Kur’an âlemlerin Rabbi tarafından indirilmiş ve yine korunması da âlemlerin Rabbi tarafından teminat altına alınmış bir kitaptır…(Hicr.9) Kitab’ın orijinalini bozup tahrif edemeyen ve buna güç yetiremeyenler kendi KURGULARINI ve şahsi kanaatlerini kitaba söyletme adına her türlü girişimde bulunmuşlardır. Bunun en tipik örneği Kur’an mealleridir.
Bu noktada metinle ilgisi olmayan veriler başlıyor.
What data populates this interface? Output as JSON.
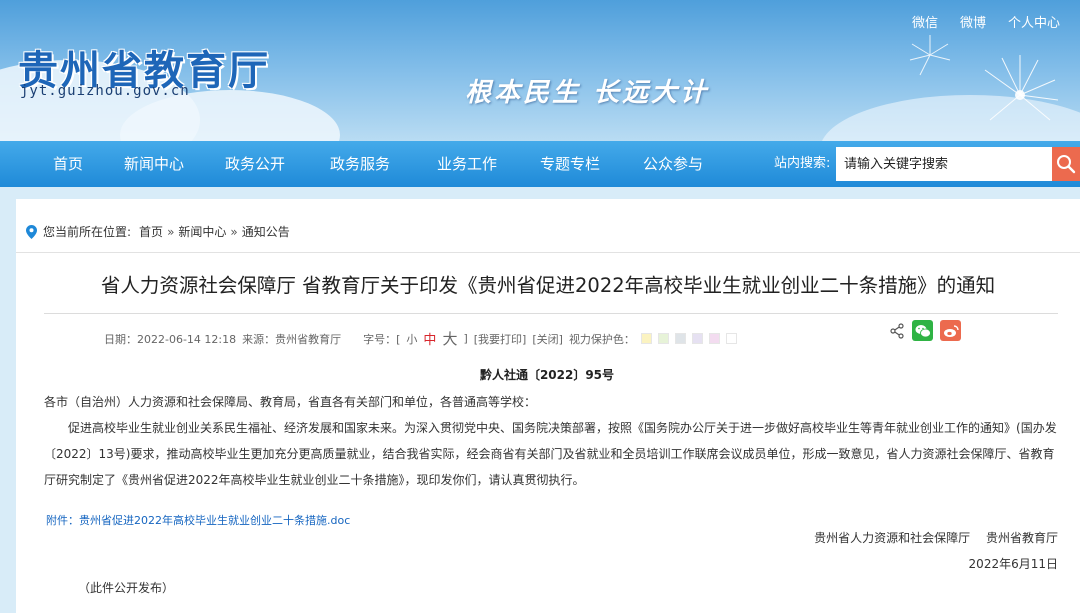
{
  "site": {
    "title": "贵州省教育厅",
    "url": "jyt.guizhou.gov.cn",
    "slogan": "根本民生 长远大计"
  },
  "top_links": [
    "微信",
    "微博",
    "个人中心"
  ],
  "nav": {
    "items": [
      "首页",
      "新闻中心",
      "政务公开",
      "政务服务",
      "业务工作",
      "专题专栏",
      "公众参与"
    ],
    "search_label": "站内搜索:",
    "search_placeholder": "请输入关键字搜索"
  },
  "breadcrumb": {
    "prefix": "您当前所在位置:",
    "items": [
      "首页",
      "新闻中心",
      "通知公告"
    ],
    "separator": "»"
  },
  "article": {
    "title": "省人力资源社会保障厅 省教育厅关于印发《贵州省促进2022年高校毕业生就业创业二十条措施》的通知",
    "meta": {
      "date": "日期：2022-06-14 12:18",
      "source": "来源：贵州省教育厅",
      "font_label": "字号：[",
      "font_small": "小",
      "font_mid": "中",
      "font_large": "大",
      "font_close": "]",
      "print": "[我要打印]",
      "close": "[关闭]",
      "eye_label": "视力保护色：",
      "eye_colors": [
        "#fbf3c1",
        "#e7f3d8",
        "#dfe4e8",
        "#e6e1f2",
        "#f3dcf0",
        "#ffffff"
      ]
    },
    "doc_number": "黔人社通〔2022〕95号",
    "salutation": "各市（自治州）人力资源和社会保障局、教育局，省直各有关部门和单位，各普通高等学校：",
    "paragraph": "促进高校毕业生就业创业关系民生福祉、经济发展和国家未来。为深入贯彻党中央、国务院决策部署，按照《国务院办公厅关于进一步做好高校毕业生等青年就业创业工作的通知》(国办发〔2022〕13号)要求，推动高校毕业生更加充分更高质量就业，结合我省实际，经会商省有关部门及省就业和全员培训工作联席会议成员单位，形成一致意见，省人力资源社会保障厅、省教育厅研究制定了《贵州省促进2022年高校毕业生就业创业二十条措施》，现印发你们，请认真贯彻执行。",
    "attachment": "附件：贵州省促进2022年高校毕业生就业创业二十条措施.doc",
    "signature_org": "贵州省人力资源和社会保障厅　 贵州省教育厅",
    "signature_date": "2022年6月11日",
    "footnote": "（此件公开发布）"
  },
  "colors": {
    "nav_bg": "#2b96e0",
    "search_button": "#ec6a4e",
    "wechat": "#2fb344",
    "weibo": "#ec6a4e",
    "link": "#1565c0"
  }
}
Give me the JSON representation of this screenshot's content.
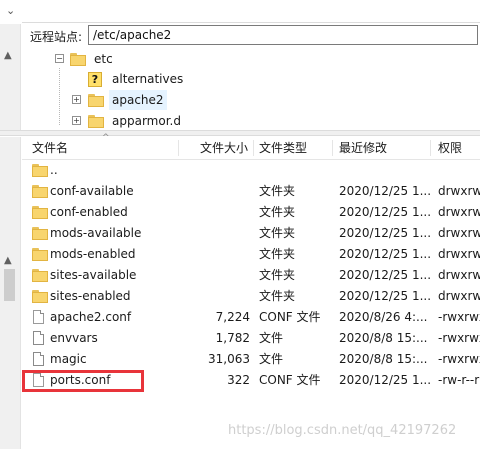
{
  "top_bar": {
    "chevron": "⌄"
  },
  "path_bar": {
    "label": "远程站点:",
    "value": "/etc/apache2"
  },
  "tree": {
    "nodes": [
      {
        "label": "etc",
        "icon": "folder-icon"
      },
      {
        "label": "alternatives",
        "icon": "unknown-folder-icon"
      },
      {
        "label": "apache2",
        "icon": "folder-icon",
        "selected": true
      },
      {
        "label": "apparmor.d",
        "icon": "folder-icon"
      }
    ]
  },
  "columns": {
    "name": "文件名",
    "size": "文件大小",
    "type": "文件类型",
    "modified": "最近修改",
    "perm": "权限"
  },
  "rows": [
    {
      "name": "..",
      "kind": "folder",
      "size": "",
      "type": "",
      "modified": "",
      "perm": ""
    },
    {
      "name": "conf-available",
      "kind": "folder",
      "size": "",
      "type": "文件夹",
      "modified": "2020/12/25 1...",
      "perm": "drwxrwx"
    },
    {
      "name": "conf-enabled",
      "kind": "folder",
      "size": "",
      "type": "文件夹",
      "modified": "2020/12/25 1...",
      "perm": "drwxrwx"
    },
    {
      "name": "mods-available",
      "kind": "folder",
      "size": "",
      "type": "文件夹",
      "modified": "2020/12/25 1...",
      "perm": "drwxrwx"
    },
    {
      "name": "mods-enabled",
      "kind": "folder",
      "size": "",
      "type": "文件夹",
      "modified": "2020/12/25 1...",
      "perm": "drwxrwx"
    },
    {
      "name": "sites-available",
      "kind": "folder",
      "size": "",
      "type": "文件夹",
      "modified": "2020/12/25 1...",
      "perm": "drwxrwx"
    },
    {
      "name": "sites-enabled",
      "kind": "folder",
      "size": "",
      "type": "文件夹",
      "modified": "2020/12/25 1...",
      "perm": "drwxrwx"
    },
    {
      "name": "apache2.conf",
      "kind": "file",
      "size": "7,224",
      "type": "CONF 文件",
      "modified": "2020/8/26 4:...",
      "perm": "-rwxrwx"
    },
    {
      "name": "envvars",
      "kind": "file",
      "size": "1,782",
      "type": "文件",
      "modified": "2020/8/8 15:...",
      "perm": "-rwxrwx"
    },
    {
      "name": "magic",
      "kind": "file",
      "size": "31,063",
      "type": "文件",
      "modified": "2020/8/8 15:...",
      "perm": "-rwxrwx"
    },
    {
      "name": "ports.conf",
      "kind": "file",
      "size": "322",
      "type": "CONF 文件",
      "modified": "2020/12/25 1...",
      "perm": "-rw-r--r"
    }
  ],
  "watermark": "https://blog.csdn.net/qq_42197262",
  "colors": {
    "highlight": "#e8343a",
    "folder": "#f8d56e",
    "selection": "#e5f3ff"
  }
}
Nasıl yani..? Kur’an meallerinde tahrifler ve şahsi yorumlar mı mevcuttur..? Evet, tabii ki mevcuttur hem de en âlâsıyla ve TAHRİF bu kanaldan yapılmaktadır. Biz buradan vereceğimiz örneklerle ayetlerin başına neler getirdiklerini ve nasıl bir hale koyduklarını işlemeye çalışacağız… Her yazımızda bir ayeti ele alarak o ayetin nasıl şahsi yorumlara ve KURUNTULARA mahkûm edildiğini ortaya koymaya çalışacağız…
Kur’an Mealleri çelişkilerle doludur… Fakat Kur’an da asla çelişki olmaz…
Bu yazımızda Bakara suresinin 27.ayetini ele alıp bu ayetin nasıl bir hale konulduğunu ve meal yazarlarının kendi şahsi kanaatlerini ve kendi mezhep ve cemaatlerinin KURUNTULARINI nasıl Allah’a isnad ettiklerini ortaya koymaya çalışacağız.
BAĞLAMINDAN KOPARTILAN TERCÜMELERE ÖRNEKLER…
1-Abdul Metin Saruhan: “O fasıklar ki! Allah’ın emrini dinlemeyecek şekilde ahitleşirler. Allah’ın ziyaret edilip hal ve hatırının sorulmasını istediği ziyaretten vaz geçerler ve yeryüzünde fitne ve fesat çıkarırlar. Bunlar ziyana uğrayanlardır.”
“ziyaret edilip hal ve hatırının sorulmasını istediği ziyaretten vaz geçerler” şeklinde meallendirilen ve akraba ziyaretinin emredildiği KURUNTUSUNDAN yola çıkılarak varılan sonuç bu şekilde tercüme edilmiştir.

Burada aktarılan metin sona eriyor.